Create a client repository on your laptop and two backup repositories on external USB drives. Keep all repositories mounted and connected. Now drop 60GB of data spread over 30,000 files into your annex, and watch git annex assistant start adding and syncing. So far, so good.

Now wait a few hours, and watch some kernel crypto code—probably ecryptfs—fall over with a segfault.

Since your laptop and USB drives are all running ext4, the sudden kernel panic will leave you with hundreds of 0-length files. Because git annex assistant was busily adding and syncing files, those 0-length files are spread randomly throughout all your git repositories (typically in .git/objects) and throughout all the associated annexes. Unfortunately, because git annex assistant generates tons of commits, this is pretty much unrecoverable using standard git tools unless you're willing to get deep into the repositories' internals.

So what should you do, if you want to add 10s of 1000s of files and there's some risk of kernel panic or accidentally bumping a USB cable?
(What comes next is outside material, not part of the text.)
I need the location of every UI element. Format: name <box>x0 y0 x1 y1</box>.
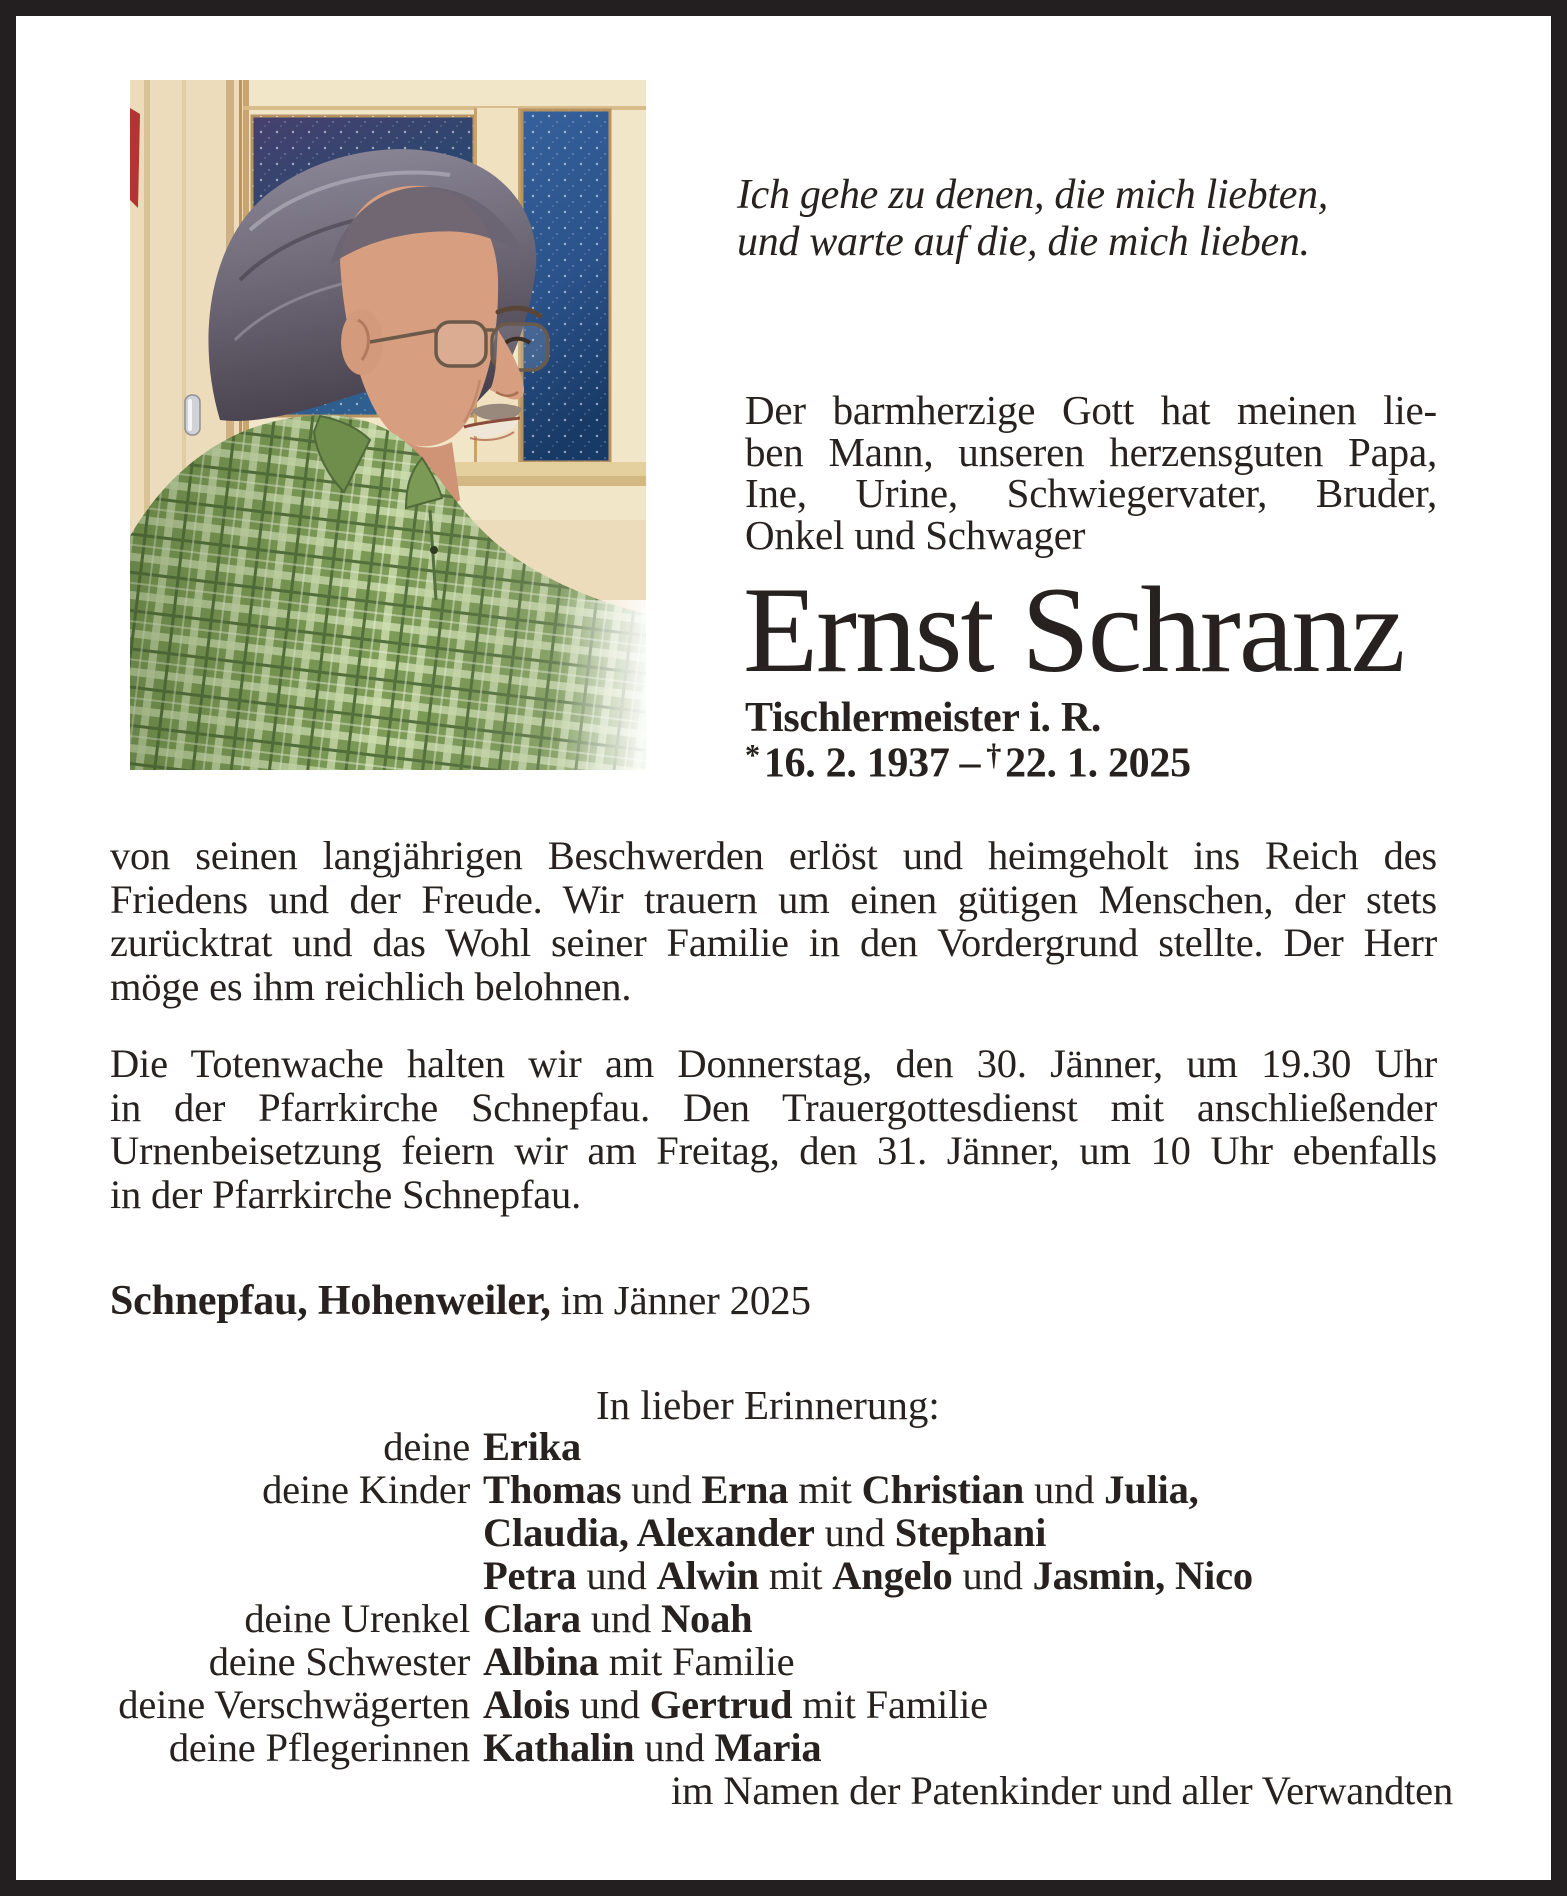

Here's my recommendation to limit the damage:

  1. Use the command line if possible.
  2. Add all your files with your remotes offline.
  3. Run git gc on your central repository, just on general principals.
  4. Mount one repository at a time.
  5. Sync the pure git data first, and then make sure that all disk I/O is flushed (sync; sleep 10 is a good approximation).
  6. Use git annex copy --to to move the annex data.
  7. Unmount the USB repository cleanly and move onto the next one.

If you do bump a USB cable in the middle of step (6), then:

  1. Run 'git annex fsck' to clean up any garbage files.
  2. Try another 'git annex copy --to' where you left off.

Wiser minds than I are encouraged to suggest optimizations for the recovery steps.

The theory behind these steps is to only do one thing at a time, and to expose as few remotes as possible to a power failure or crash. A secondary goal is to make sure that pure git operations complete very quickly, limiting the risk that they will be interrupted, because they're the hardest operations to recover from after a crash.